L’attentat déjoué visant Taylor Swift
Les autorités autrichiennes ont formellement inculpé un homme de 21 ans soupçonné d’avoir préparé un attentat terroriste visant une série de concerts de Taylor Swift à Vienne, à l’été 2024. L’acte d’accusation, déposé par le parquet, évoque des chefs particulièrement graves : infractions terroristes, appartenance à une organisation criminelle et tentative de meurtre de masse au nom de l’« État islamique ».
Selon les éléments communiqués, le suspect – identifié par des médias locaux comme Beran A. – aurait planifié une attaque aux abords du stade Stade Ernst-Happel, où trois concerts à guichets fermés étaient programmés. Les procureurs décrivent des préparatifs avancés, incluant la fabrication d’explosifs à domicile. Une petite quantité de triacétone triperoxyde (TATP) aurait été produite. Cet explosif artisanal, tristement surnommé « la mère du diable » en raison de sa puissance et de son instabilité, a déjà été utilisé lors d’attentats en Europe ces dernières années.

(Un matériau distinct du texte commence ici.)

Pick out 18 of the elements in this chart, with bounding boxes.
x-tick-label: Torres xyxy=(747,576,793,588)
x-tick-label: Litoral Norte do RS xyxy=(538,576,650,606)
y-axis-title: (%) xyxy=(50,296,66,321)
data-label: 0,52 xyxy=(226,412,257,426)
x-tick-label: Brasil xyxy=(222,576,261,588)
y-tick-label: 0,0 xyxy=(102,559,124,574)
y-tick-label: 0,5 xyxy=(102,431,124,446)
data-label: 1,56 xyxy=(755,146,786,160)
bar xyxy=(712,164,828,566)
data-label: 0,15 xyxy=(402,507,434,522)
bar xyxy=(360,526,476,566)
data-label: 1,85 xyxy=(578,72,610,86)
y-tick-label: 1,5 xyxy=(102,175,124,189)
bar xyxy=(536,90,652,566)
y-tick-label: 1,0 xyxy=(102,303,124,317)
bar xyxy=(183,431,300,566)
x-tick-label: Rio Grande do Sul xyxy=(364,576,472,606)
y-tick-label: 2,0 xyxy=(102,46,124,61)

L’enquête indique que le suspect aurait également cherché à acquérir illégalement des armes à feu et des armes blanches. L’objectif présumé : attaquer les foules rassemblées autour du stade, dans l’intention de faire un maximum de victimes. Les autorités affirment qu’il avait prêté allégeance au chef de l’organisation État islamique peu avant son interpellation et qu’il envisageait de mourir lors de l’attaque.

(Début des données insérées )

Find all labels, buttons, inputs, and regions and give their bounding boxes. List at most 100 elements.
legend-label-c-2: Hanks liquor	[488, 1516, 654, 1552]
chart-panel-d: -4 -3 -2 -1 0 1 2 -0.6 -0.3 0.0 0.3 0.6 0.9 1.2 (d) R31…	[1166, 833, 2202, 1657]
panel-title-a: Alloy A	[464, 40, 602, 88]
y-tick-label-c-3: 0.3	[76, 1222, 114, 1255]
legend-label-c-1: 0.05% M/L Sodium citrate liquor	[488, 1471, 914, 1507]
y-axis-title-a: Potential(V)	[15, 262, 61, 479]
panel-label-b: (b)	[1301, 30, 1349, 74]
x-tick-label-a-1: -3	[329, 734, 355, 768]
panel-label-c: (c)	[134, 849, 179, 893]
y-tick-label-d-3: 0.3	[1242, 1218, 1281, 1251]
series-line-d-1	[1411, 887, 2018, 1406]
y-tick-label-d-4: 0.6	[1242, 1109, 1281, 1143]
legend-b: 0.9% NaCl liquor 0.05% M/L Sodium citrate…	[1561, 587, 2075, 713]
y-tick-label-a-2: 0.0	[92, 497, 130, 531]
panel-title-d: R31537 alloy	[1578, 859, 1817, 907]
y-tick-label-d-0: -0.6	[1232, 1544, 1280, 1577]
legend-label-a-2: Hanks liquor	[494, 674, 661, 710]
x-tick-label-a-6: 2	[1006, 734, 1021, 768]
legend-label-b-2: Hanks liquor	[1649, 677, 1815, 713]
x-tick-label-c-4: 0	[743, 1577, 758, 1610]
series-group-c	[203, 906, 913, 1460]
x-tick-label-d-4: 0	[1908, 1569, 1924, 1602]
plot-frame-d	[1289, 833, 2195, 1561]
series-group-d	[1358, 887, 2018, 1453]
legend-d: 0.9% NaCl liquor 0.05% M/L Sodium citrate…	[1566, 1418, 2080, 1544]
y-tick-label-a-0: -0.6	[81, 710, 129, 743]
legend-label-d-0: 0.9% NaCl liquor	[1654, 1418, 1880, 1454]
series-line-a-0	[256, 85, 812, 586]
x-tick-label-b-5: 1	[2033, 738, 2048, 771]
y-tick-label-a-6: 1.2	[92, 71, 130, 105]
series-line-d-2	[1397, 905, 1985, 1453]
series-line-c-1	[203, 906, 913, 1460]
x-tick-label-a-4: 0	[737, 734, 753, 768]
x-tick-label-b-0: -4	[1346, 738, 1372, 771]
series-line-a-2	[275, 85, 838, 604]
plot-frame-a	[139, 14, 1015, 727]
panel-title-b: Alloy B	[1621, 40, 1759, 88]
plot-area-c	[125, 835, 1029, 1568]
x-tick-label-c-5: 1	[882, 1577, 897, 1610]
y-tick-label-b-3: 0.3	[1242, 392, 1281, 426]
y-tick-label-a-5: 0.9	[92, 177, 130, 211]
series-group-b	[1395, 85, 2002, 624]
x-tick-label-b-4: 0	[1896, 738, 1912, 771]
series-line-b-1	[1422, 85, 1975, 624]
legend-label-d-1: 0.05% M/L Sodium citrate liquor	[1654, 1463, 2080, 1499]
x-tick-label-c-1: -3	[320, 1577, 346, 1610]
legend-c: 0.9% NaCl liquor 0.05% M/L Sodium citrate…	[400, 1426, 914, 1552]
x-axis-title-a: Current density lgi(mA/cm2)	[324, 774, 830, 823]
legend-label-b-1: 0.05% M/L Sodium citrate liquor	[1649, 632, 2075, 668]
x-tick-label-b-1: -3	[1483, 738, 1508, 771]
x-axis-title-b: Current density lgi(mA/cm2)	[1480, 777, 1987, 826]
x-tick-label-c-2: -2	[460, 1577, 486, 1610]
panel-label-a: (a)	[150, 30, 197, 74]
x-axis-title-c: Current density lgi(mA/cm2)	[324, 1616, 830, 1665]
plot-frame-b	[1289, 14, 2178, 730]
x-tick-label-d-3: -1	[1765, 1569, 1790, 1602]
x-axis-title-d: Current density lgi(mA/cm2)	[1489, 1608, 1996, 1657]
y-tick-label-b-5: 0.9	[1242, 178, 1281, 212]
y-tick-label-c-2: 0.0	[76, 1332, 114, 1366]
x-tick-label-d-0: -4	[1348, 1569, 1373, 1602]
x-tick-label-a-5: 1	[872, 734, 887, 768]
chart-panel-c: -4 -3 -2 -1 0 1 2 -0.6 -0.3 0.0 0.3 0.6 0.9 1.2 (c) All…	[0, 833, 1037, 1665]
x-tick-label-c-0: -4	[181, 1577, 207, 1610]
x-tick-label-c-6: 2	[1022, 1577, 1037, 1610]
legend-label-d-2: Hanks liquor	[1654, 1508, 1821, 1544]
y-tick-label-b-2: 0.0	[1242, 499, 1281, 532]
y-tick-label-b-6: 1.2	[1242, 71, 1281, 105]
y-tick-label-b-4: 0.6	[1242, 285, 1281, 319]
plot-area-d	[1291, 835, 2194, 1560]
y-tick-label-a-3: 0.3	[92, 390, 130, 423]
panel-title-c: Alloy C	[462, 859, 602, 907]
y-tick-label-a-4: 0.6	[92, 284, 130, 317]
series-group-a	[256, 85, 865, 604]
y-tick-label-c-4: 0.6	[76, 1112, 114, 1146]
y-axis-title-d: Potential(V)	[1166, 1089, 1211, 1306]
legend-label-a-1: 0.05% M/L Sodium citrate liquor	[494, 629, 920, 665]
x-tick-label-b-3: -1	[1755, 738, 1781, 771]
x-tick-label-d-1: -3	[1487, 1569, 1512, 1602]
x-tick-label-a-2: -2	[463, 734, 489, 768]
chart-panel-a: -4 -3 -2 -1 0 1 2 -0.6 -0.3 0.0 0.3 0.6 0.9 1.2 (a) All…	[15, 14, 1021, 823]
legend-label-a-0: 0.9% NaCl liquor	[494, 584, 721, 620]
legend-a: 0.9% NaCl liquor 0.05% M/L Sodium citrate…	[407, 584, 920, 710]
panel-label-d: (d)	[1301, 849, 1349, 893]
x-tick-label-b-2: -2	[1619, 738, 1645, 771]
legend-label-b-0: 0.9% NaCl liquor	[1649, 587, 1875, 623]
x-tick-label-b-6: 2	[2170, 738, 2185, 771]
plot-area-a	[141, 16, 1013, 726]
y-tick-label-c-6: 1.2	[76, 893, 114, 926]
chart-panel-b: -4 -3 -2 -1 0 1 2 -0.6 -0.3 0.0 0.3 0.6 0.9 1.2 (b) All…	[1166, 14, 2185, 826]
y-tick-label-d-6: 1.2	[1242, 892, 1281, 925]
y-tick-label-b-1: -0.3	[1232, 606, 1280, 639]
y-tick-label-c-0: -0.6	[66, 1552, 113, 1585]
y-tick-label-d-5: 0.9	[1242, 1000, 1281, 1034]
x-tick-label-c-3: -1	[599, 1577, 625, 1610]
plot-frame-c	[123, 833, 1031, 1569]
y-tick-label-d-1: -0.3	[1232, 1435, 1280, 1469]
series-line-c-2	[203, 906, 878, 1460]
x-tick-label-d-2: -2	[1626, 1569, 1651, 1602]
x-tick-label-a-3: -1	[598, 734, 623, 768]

L’arrestation serait intervenue in extremis, à la suite d’informations transmises par des services de renseignement étrangers. Ces éléments auraient permis aux forces de sécurité autrichiennes de perquisitionner son domicile et de neutraliser la menace avant le début des concerts. Dans la foulée, les trois représentations prévues à Vienne ont été annulées, une décision exceptionnelle compte tenu de l’ampleur logistique de la tournée et des dizaines de milliers de billets vendus.
L’affaire a profondément marqué le public autrichien et les fans venus de toute l’Europe. Elle intervient dans un contexte de vigilance accrue face au risque d’attentats de masse. Depuis plusieurs années, les services de sécurité européens alertent sur la radicalisation en ligne de jeunes individus, souvent influencés par des contenus extrémistes diffusés via des plateformes numériques. Les grandes manifestations culturelles, notamment les concerts et festivals, sont régulièrement considérées comme des cibles symboliques en raison de leur forte affluence et de leur visibilité médiatique.

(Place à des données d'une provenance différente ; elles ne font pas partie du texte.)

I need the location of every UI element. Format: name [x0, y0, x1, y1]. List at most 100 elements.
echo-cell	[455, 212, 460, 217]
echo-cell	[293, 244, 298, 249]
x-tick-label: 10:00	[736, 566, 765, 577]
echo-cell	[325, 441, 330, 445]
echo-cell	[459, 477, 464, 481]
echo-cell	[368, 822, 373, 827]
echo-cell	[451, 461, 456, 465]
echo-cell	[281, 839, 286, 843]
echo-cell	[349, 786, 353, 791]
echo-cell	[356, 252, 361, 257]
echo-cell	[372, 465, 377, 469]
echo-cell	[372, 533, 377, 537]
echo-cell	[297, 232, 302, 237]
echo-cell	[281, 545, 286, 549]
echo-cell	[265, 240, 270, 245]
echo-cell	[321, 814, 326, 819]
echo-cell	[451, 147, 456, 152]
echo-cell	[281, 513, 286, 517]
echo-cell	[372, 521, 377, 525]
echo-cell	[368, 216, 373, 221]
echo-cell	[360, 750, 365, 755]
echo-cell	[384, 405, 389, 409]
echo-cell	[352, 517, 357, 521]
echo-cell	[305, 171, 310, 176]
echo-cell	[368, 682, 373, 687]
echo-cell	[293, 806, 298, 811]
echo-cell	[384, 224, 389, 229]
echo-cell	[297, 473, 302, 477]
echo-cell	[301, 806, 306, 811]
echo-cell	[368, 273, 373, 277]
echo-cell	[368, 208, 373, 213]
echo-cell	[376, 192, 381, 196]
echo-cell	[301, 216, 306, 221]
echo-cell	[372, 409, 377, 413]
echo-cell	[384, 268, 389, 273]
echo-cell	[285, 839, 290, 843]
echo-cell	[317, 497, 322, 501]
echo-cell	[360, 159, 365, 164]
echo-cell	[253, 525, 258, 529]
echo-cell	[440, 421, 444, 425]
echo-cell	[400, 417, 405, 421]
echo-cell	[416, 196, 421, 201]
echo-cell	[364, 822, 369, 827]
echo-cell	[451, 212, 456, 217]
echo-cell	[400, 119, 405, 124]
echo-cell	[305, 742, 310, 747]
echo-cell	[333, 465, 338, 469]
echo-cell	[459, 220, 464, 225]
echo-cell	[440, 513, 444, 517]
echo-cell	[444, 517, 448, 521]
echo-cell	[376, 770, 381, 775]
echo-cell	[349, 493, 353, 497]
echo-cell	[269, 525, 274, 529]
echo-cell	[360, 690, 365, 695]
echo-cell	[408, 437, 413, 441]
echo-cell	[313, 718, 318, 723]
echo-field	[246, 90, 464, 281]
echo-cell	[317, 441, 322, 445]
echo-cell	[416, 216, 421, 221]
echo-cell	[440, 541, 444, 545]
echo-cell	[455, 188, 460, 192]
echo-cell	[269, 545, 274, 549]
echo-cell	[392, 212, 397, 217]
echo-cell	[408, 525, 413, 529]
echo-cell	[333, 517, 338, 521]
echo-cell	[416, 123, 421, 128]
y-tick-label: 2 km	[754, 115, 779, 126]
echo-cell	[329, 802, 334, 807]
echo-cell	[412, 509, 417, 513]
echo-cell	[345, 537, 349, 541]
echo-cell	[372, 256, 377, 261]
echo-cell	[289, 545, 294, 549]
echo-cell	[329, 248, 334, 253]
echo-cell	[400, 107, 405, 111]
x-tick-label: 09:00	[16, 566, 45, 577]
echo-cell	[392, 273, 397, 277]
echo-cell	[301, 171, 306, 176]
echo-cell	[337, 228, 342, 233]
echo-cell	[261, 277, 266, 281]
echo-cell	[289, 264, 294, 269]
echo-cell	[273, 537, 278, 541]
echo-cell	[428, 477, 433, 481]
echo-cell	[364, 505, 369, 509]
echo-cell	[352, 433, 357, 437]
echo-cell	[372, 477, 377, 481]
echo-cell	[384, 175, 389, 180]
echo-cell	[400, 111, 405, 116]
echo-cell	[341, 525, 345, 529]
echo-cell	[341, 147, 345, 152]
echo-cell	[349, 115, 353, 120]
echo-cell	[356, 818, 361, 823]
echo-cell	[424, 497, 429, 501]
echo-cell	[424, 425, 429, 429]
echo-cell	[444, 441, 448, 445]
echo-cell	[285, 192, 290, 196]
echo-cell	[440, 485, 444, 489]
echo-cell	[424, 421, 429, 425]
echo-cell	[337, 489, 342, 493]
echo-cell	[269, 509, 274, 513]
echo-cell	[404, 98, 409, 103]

Un second dossier est également en cours. Le procès d’un adolescent de 15 ans a débuté l’été dernier. Il est accusé d’avoir traduit de l’arabe vers l’allemand un tutoriel vidéo expliquant la fabrication d’engins explosifs artisanaux. Les autorités cherchent à déterminer le degré d’implication réelle de ce mineur et les éventuels liens entre les deux affaires.
L’avocat du principal accusé ne s’est pas exprimé publiquement à ce stade. Le procès devrait néanmoins susciter une attention internationale, tant en raison de la notoriété mondiale de la chanteuse que du débat plus large sur la prévention du terrorisme en Europe.
Les autorités autrichiennes soulignent que la coopération internationale et la rapidité de l’échange d’informations ont joué un rôle déterminant dans la prévention d’une attaque qui aurait pu provoquer une catastrophe humaine majeure. L’instruction judiciaire devra désormais établir précisément les intentions, les moyens engagés et les éventuelles complicités.